Little babies are so pure and beautiful, it almost physically hurts me to look at them sometimes. Zee is no exception. Some evenings, she’ll open her eyes impossibly wide and just radiate love at me. Her first sentence, starting a couple weeks ago, is “I love you.” She stared up at me, her whole clean heart in her eyes, saying over and over, “Ah wuv you.” It kind of freaked me out. Granted, her first word was “poopoo”, so that brings her down to earth a bit. She also has said “Mommy” and “Daddy” once each, and spent an hour smiling at Silas and saying, “Brudder” at him, while he toddled around and pretended not to care (with a secretly pleased expression on his face). She even said, “Brudder, Ah wuv you,” a couple times. She adores her two-year-old brother, and gazes up at him in awe. She does, however, find it hilarious when he is throwing a tantrum. She laughs and grins from ear to ear. (It is pretty funny).

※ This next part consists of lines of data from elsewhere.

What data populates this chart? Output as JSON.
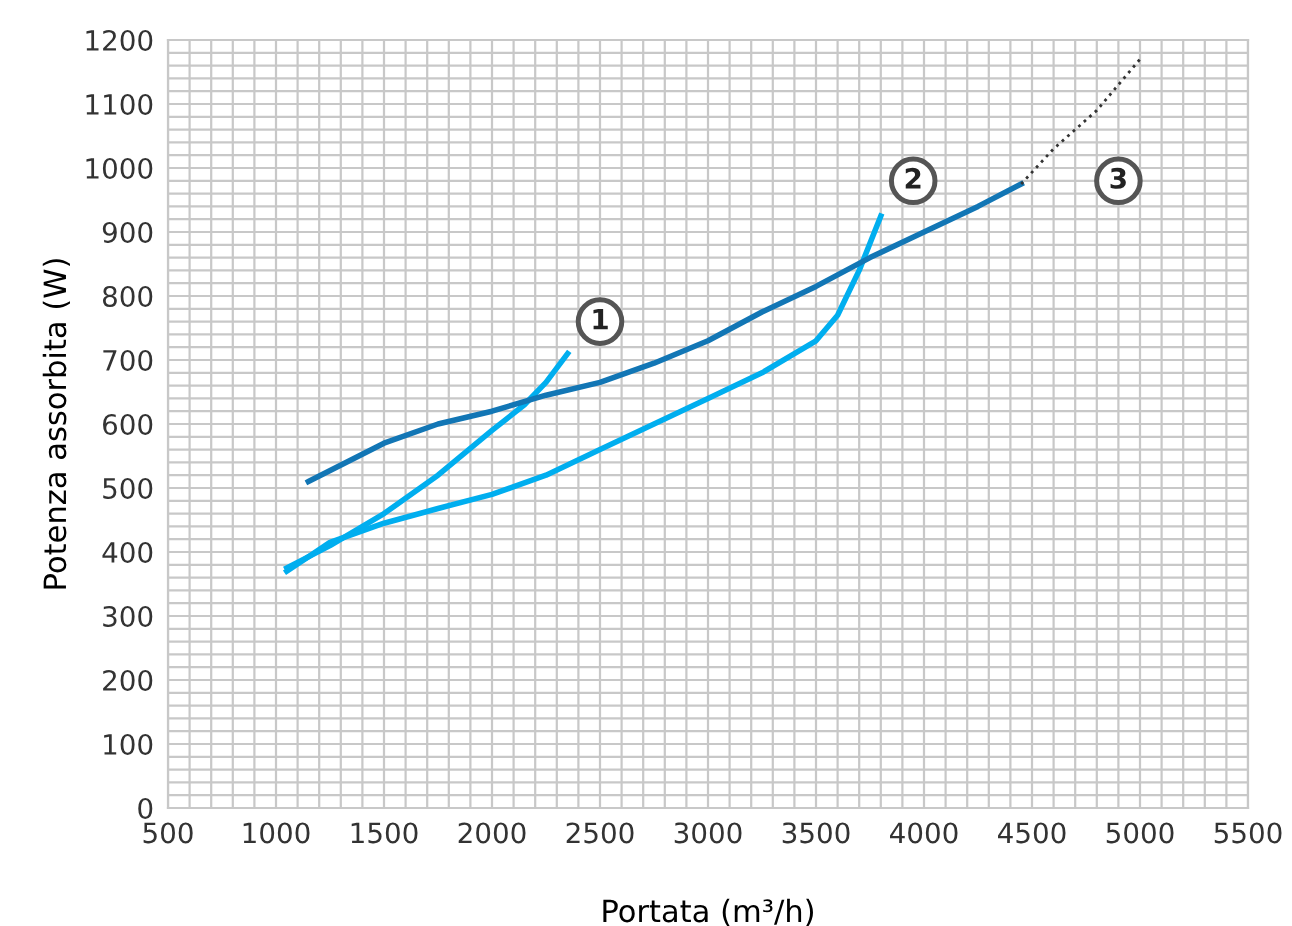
{
  "chart_data": {
    "type": "line",
    "xlabel": "Portata (m³/h)",
    "ylabel": "Potenza assorbita (W)",
    "xlim": [
      500,
      5500
    ],
    "ylim": [
      0,
      1200
    ],
    "xticks": [
      500,
      {
        "value": 600,
        "label": null
      },
      {
        "value": 700,
        "label": null
      },
      {
        "value": 800,
        "label": null
      },
      {
        "value": 900,
        "label": null
      },
      1000,
      {
        "value": 1100,
        "label": null
      },
      {
        "value": 1200,
        "label": null
      },
      {
        "value": 1300,
        "label": null
      },
      {
        "value": 1400,
        "label": null
      },
      1500,
      {
        "value": 1600,
        "label": null
      },
      {
        "value": 1700,
        "label": null
      },
      {
        "value": 1800,
        "label": null
      },
      {
        "value": 1900,
        "label": null
      },
      2000,
      {
        "value": 2100,
        "label": null
      },
      {
        "value": 2200,
        "label": null
      },
      {
        "value": 2300,
        "label": null
      },
      {
        "value": 2400,
        "label": null
      },
      2500,
      {
        "value": 2600,
        "label": null
      },
      {
        "value": 2700,
        "label": null
      },
      {
        "value": 2800,
        "label": null
      },
      {
        "value": 2900,
        "label": null
      },
      3000,
      {
        "value": 3100,
        "label": null
      },
      {
        "value": 3200,
        "label": null
      },
      {
        "value": 3300,
        "label": null
      },
      {
        "value": 3400,
        "label": null
      },
      3500,
      {
        "value": 3600,
        "label": null
      },
      {
        "value": 3700,
        "label": null
      },
      {
        "value": 3800,
        "label": null
      },
      {
        "value": 3900,
        "label": null
      },
      4000,
      {
        "value": 4100,
        "label": null
      },
      {
        "value": 4200,
        "label": null
      },
      {
        "value": 4300,
        "label": null
      },
      {
        "value": 4400,
        "label": null
      },
      4500,
      {
        "value": 4600,
        "label": null
      },
      {
        "value": 4700,
        "label": null
      },
      {
        "value": 4800,
        "label": null
      },
      {
        "value": 4900,
        "label": null
      },
      5000,
      {
        "value": 5100,
        "label": null
      },
      {
        "value": 5200,
        "label": null
      },
      {
        "value": 5300,
        "label": null
      },
      {
        "value": 5400,
        "label": null
      },
      5500
    ],
    "yticks": [
      0,
      {
        "value": 20,
        "label": null
      },
      {
        "value": 40,
        "label": null
      },
      {
        "value": 60,
        "label": null
      },
      {
        "value": 80,
        "label": null
      },
      100,
      {
        "value": 120,
        "label": null
      },
      {
        "value": 140,
        "label": null
      },
      {
        "value": 160,
        "label": null
      },
      {
        "value": 180,
        "label": null
      },
      200,
      {
        "value": 220,
        "label": null
      },
      {
        "value": 240,
        "label": null
      },
      {
        "value": 260,
        "label": null
      },
      {
        "value": 280,
        "label": null
      },
      300,
      {
        "value": 320,
        "label": null
      },
      {
        "value": 340,
        "label": null
      },
      {
        "value": 360,
        "label": null
      },
      {
        "value": 380,
        "label": null
      },
      400,
      {
        "value": 420,
        "label": null
      },
      {
        "value": 440,
        "label": null
      },
      {
        "value": 460,
        "label": null
      },
      {
        "value": 480,
        "label": null
      },
      500,
      {
        "value": 520,
        "label": null
      },
      {
        "value": 540,
        "label": null
      },
      {
        "value": 560,
        "label": null
      },
      {
        "value": 580,
        "label": null
      },
      600,
      {
        "value": 620,
        "label": null
      },
      {
        "value": 640,
        "label": null
      },
      {
        "value": 660,
        "label": null
      },
      {
        "value": 680,
        "label": null
      },
      700,
      {
        "value": 720,
        "label": null
      },
      {
        "value": 740,
        "label": null
      },
      {
        "value": 760,
        "label": null
      },
      {
        "value": 780,
        "label": null
      },
      800,
      {
        "value": 820,
        "label": null
      },
      {
        "value": 840,
        "label": null
      },
      {
        "value": 860,
        "label": null
      },
      {
        "value": 880,
        "label": null
      },
      900,
      {
        "value": 920,
        "label": null
      },
      {
        "value": 940,
        "label": null
      },
      {
        "value": 960,
        "label": null
      },
      {
        "value": 980,
        "label": null
      },
      1000,
      {
        "value": 1020,
        "label": null
      },
      {
        "value": 1040,
        "label": null
      },
      {
        "value": 1060,
        "label": null
      },
      {
        "value": 1080,
        "label": null
      },
      1100,
      {
        "value": 1120,
        "label": null
      },
      {
        "value": 1140,
        "label": null
      },
      {
        "value": 1160,
        "label": null
      },
      {
        "value": 1180,
        "label": null
      },
      1200
    ],
    "grid": true,
    "legend": false,
    "marker": "none",
    "series": [
      {
        "color": "#00aeef",
        "line_style": "solid",
        "x": [
          1050,
          1250,
          1500,
          1750,
          2000,
          2150,
          2250,
          2350
        ],
        "values": [
          375,
          410,
          460,
          520,
          590,
          630,
          665,
          710
        ]
      },
      {
        "color": "#00aeef",
        "line_style": "solid",
        "x": [
          1050,
          1250,
          1500,
          1750,
          2000,
          2250,
          2500,
          2750,
          3000,
          3250,
          3500,
          3600,
          3700,
          3800
        ],
        "values": [
          370,
          415,
          445,
          468,
          490,
          520,
          560,
          600,
          640,
          680,
          730,
          770,
          840,
          925
        ]
      },
      {
        "color": "#1276b5",
        "line_style": "solid",
        "x": [
          1150,
          1500,
          1750,
          2000,
          2250,
          2500,
          2750,
          3000,
          3250,
          3500,
          3750,
          4000,
          4250,
          4450
        ],
        "values": [
          510,
          570,
          600,
          620,
          645,
          665,
          695,
          730,
          775,
          815,
          860,
          900,
          940,
          975
        ]
      },
      {
        "color": "#333333",
        "line_style": "dotted",
        "x": [
          4450,
          4600,
          4800,
          5000
        ],
        "values": [
          975,
          1030,
          1090,
          1170
        ]
      }
    ],
    "annotations": [
      {
        "text": "1",
        "x": 2500,
        "y": 760
      },
      {
        "text": "2",
        "x": 3950,
        "y": 980
      },
      {
        "text": "3",
        "x": 4900,
        "y": 980
      }
    ]
  }
}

Well, I’d better get back to tending my hairy Zen baby. Talk to you later!

Find the Yellow Mini Cooper! (Written June 14, 2012)

I am sitting down, gasping for breath, trying to recover from my son’s tantrum, which has been happening on and off all day.  My son is two.  I call him “Bubsy”.  He’s adorable, he’s precocious, he’s mischievous, and right now, he’s a soggy, sobbing mess upstairs, because I’ve failed him as a mother.

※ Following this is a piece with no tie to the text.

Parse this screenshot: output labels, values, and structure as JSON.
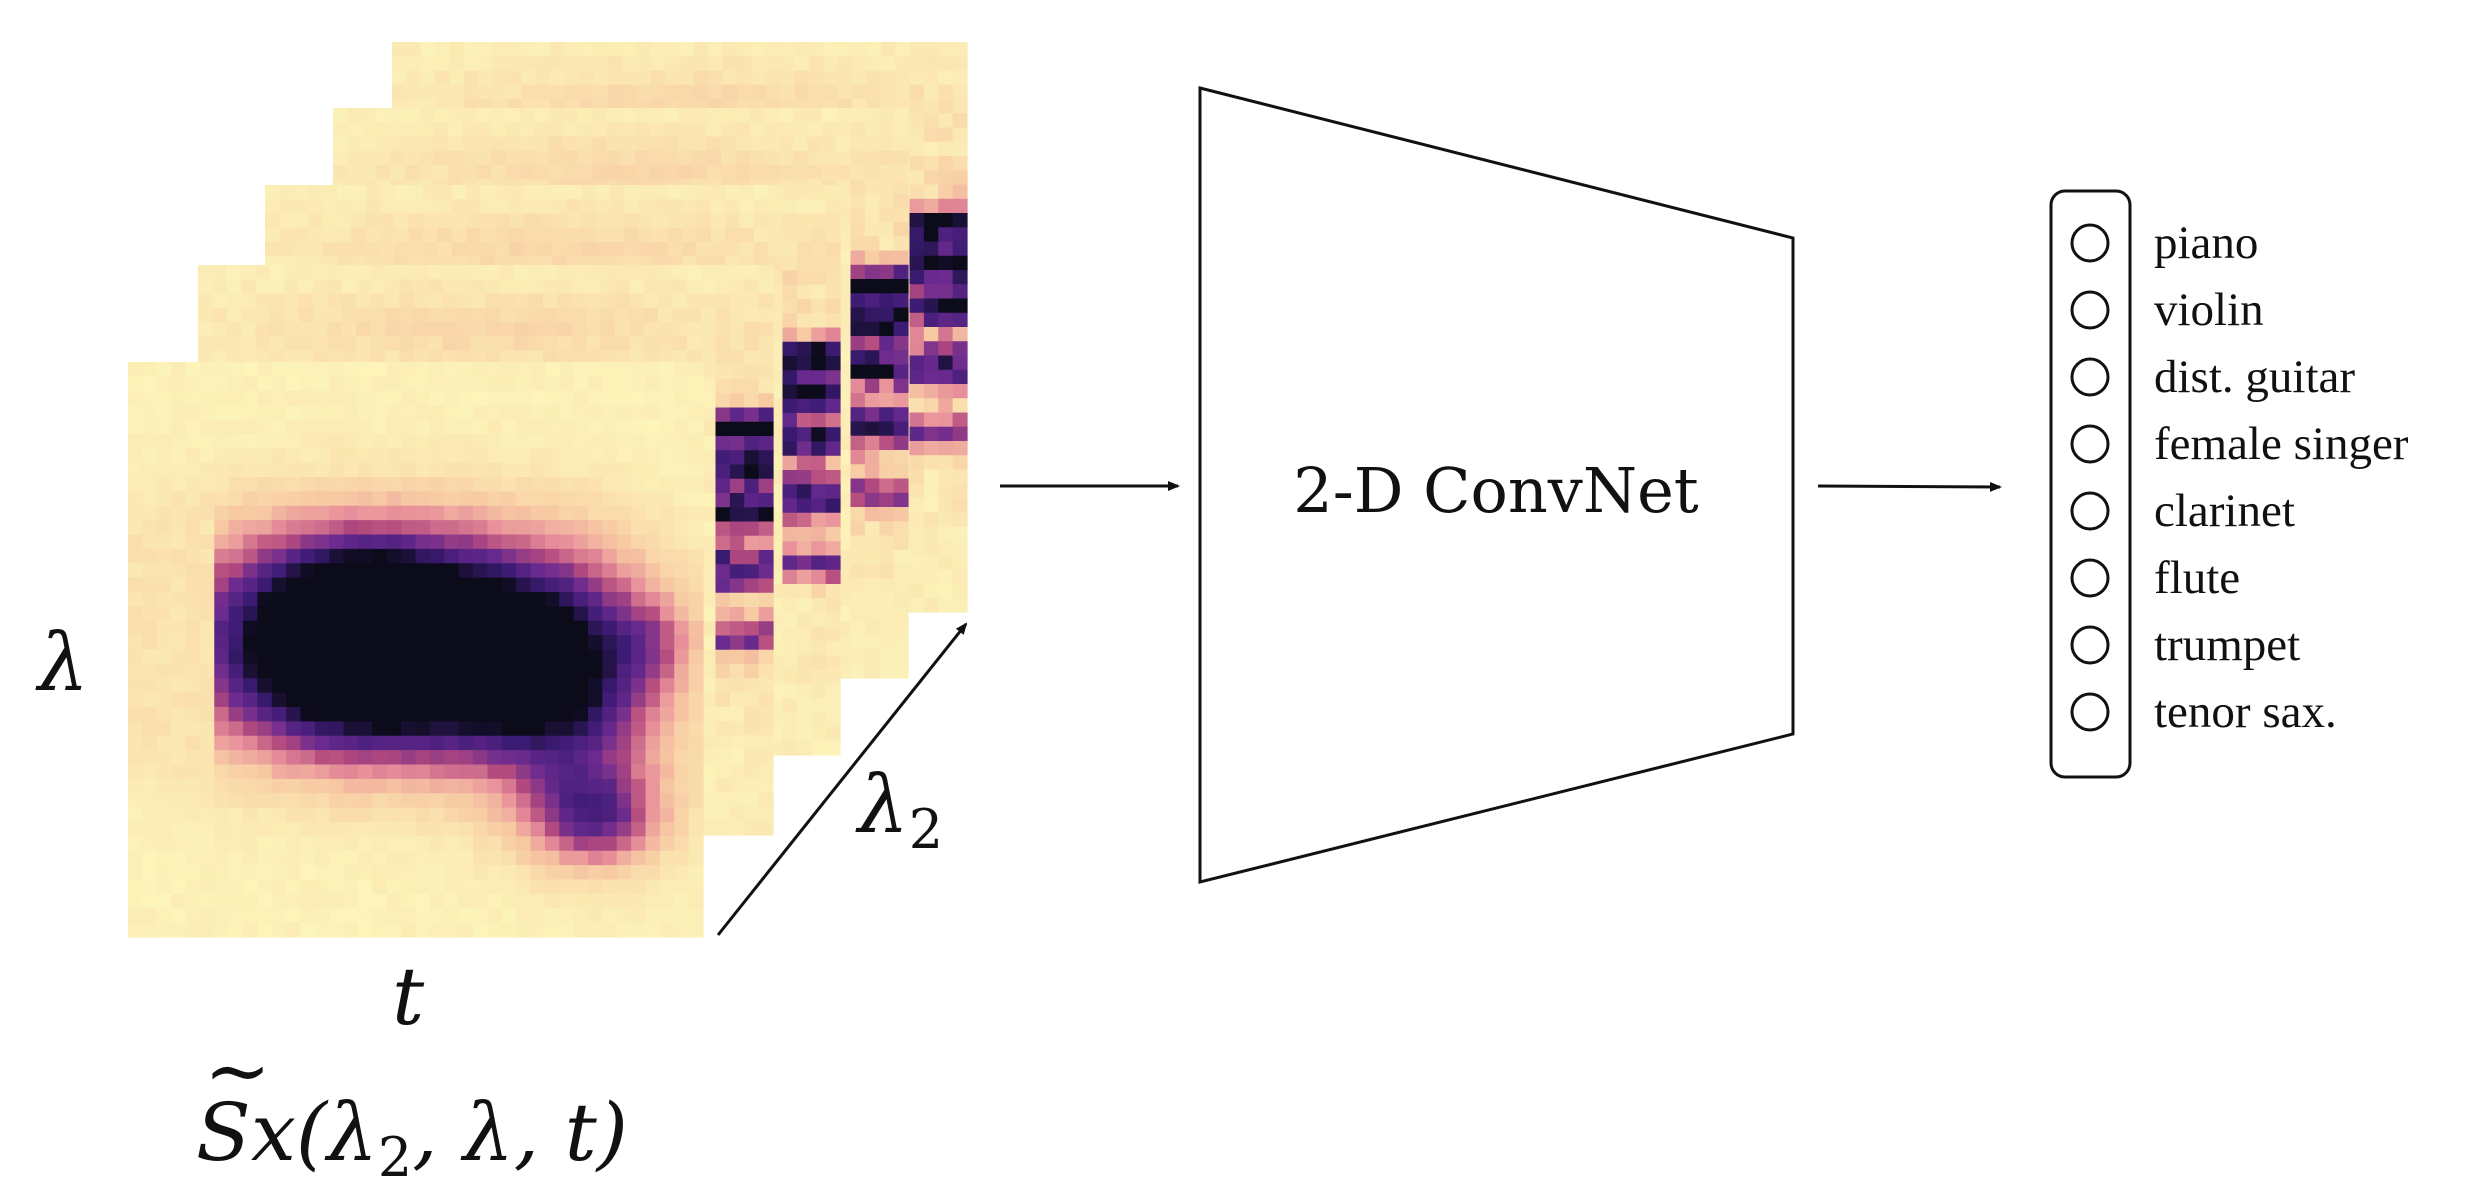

I cannot find his equivalent of a security blanket, his toy yellow mini cooper, from his Marmee.  It’s been missing since about lunchtime, when he went outside with it, and came in without it.  I’ve looked everywhere outside: in the garden (where I discovered several trampled lilies–thanks, kid), under the grating in the deck, on the swing, under the slide, and even on the other side of the fence, in case he flung it in a spasm of joy.  No luck.  I looked high and low inside the house, behind furniture, even under the stove.  No luck.  Once, I thought I’d found it, wedged between his toddler bed and the wall.  “Bubsy, here it is!”, I yelled excitedly, which was a big mistake.  It was the white Mini Cooper, looking deceptively yellow against the wood.  Oh, the weeping that ensued.

As I type, still drawing deep breaths, I hear my toddler whimpering: “Marmee’s Mini Cooper.  Find it.  Find it.”  He pauses, trying to calm himself.  “No whining, no whining,” he murmurs, as if by minding his manners, he can will me to pull it out of thin air.  Now he has reverted to throwing his less beloved cars around his room in anger.  I’ll let it pass.  I’m just grateful my four-month-old daughter, Zee, is sleeping.

In my mind are thoughts like: “If I have a shot of honey-flavored whiskey to help me cope with my son’s meltdown, am I a budding alcoholic?” and “One day I’ll slip on a toy mini cooper and break my back, and then my husband will have to both look after me and find the yellow Mini Cooper when it goes missing.”

Yeah, I think I need that drink.

–Ooh, I think I know where his toy car is!  He dropped it down one of the garter snake holes in the yard.  Maybe Target still carries yellow Mini Coopers.